Pre-Read: "Wer wissen will, was nächstes Jahr im Buchladen steht, kann hier blättern."

Teil III aus den "Nach-Geschichten" von Jenny Warnecke (2011)

Es geht um die Sozialisation von Lukas, dem Sohn einer die Nazi-Zeit in Berlin überlebenden Jüdin. Und um die Vorgeschichte der Mutter. Und andere Nebenstränge. Aus dem Text:


Foto: Ellenai Predski (Berlin 1944)

"Ich glaube, dass die ganze Gesellschaft sehr beschädigt ist von der Nazi-Zeit. Sowohl die Überlebenden als auch die Täter und deren Kinder. Dieses Beschädigt-Sein kann ich meiner Mutter natürlich nicht vorwerfen. Aber

sie hätte vielleicht nicht so viele Kinder bekommen sollen. Das
erfordert viel Empathie. Die konnte sie nicht aufbringen. – Ich habe
kein richtiges Bild von meiner Mutter.“ 

Er schweigt und schaut auf die Papiere und Fotos, die er über den Tisch
verteilt hat.
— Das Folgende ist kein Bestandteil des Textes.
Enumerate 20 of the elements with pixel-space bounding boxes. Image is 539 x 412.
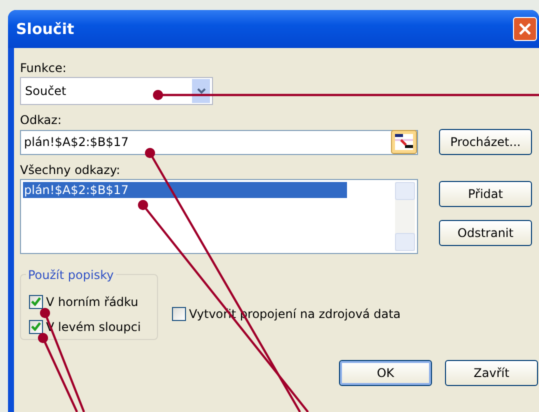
ok-button[interactable]: OK (339, 360, 432, 386)
reference-field[interactable]: plán!$A$2:$B$17 (20, 130, 418, 154)
browse-button[interactable]: Procházet... (439, 129, 532, 155)
all-references-label: Všechny odkazy: (20, 162, 122, 179)
group-title: Použít popisky (26, 266, 116, 284)
reference-list-item[interactable]: plán!$A$2:$B$17 (23, 182, 347, 198)
collapse-dialog-icon[interactable] (391, 130, 417, 154)
checkbox-label: V horním řádku (46, 294, 138, 310)
list-action-button[interactable]: Přidat (439, 181, 532, 207)
function-label: Funkce: (20, 60, 68, 77)
list-action-button[interactable]: Odstranit (439, 220, 532, 246)
close-button[interactable] (513, 17, 537, 41)
window-title: Sloučit (16, 18, 74, 40)
close-dialog-button[interactable]: Zavřít (445, 360, 538, 386)
checkbox[interactable] (172, 306, 186, 320)
close-icon (519, 23, 531, 35)
reference-label: Odkaz: (20, 112, 62, 129)
checkbox[interactable] (29, 320, 43, 334)
function-dropdown[interactable]: Součet (20, 77, 213, 105)
checkbox[interactable] (29, 294, 43, 308)
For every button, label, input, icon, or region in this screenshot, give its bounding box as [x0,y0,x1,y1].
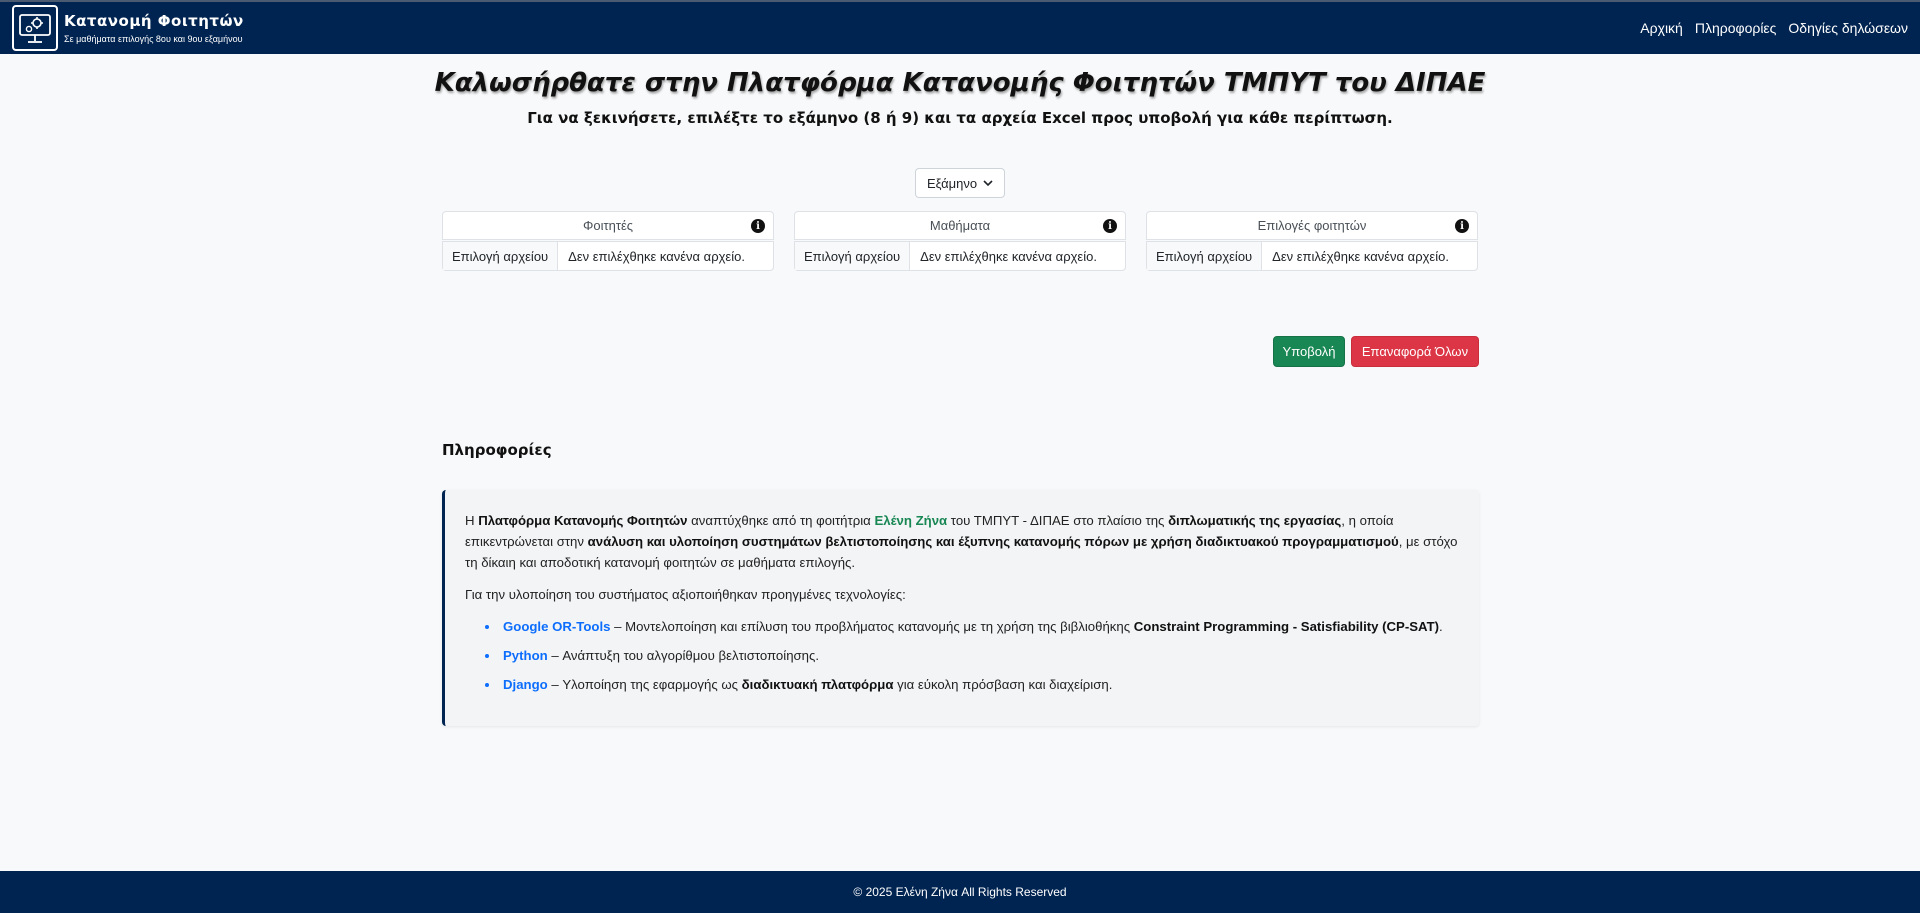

Er nimmt eine Porträt-Aufnahme von einer Frau, die mit
einer Zigarette in der Hand selbstsicher in die Kamera schaut. „So sah
Mammi sich gerne. Das hat ein Fotograf 1944 aufgenommen. Wer das genau
war, weiß ich nicht. Er hat eine ganze Serie Ellenais gemacht."

(...)


Er lässt die Zeitung sinken: „Diese Idioten von Priestern. Schon wieder
eine neue Heiligsprechung! Der Papst kassiert wohl Provision.“

„Ach Tate, reg dich nicht immer so auf. Es gibt wirklich wichtigere Dinge.“

„Ich reg mich doch gar nicht auf. Im Gegenteil: ich finde es gut, dass
Raviolis quasi eine heilige Mahlzeit sind, um nicht zu sagen ein
würdiges Abendmahl für heute. Doch echt! Die unfehlbare Unschuld in
Person von Papst Innozenz dem dritten hat den Asketen Wilhelm 1202 selig
gesprochen, fast 50 Jahre nach seinem Tod – und warum? Weil er Raviolis
gesegnet hat, die mit Stroh gefüllt waren, und sie sich dadurch – so
will es das Wunder – in leckere Quarktäschchen verwandelt haben. Wer
nochmal was gegen meine heilige Dosenkost sagt, muss mit der Rache des
Wilhelm von Malavalle rechnen!“


(Wdh.: Do. 16. September, 13-14 Uhr)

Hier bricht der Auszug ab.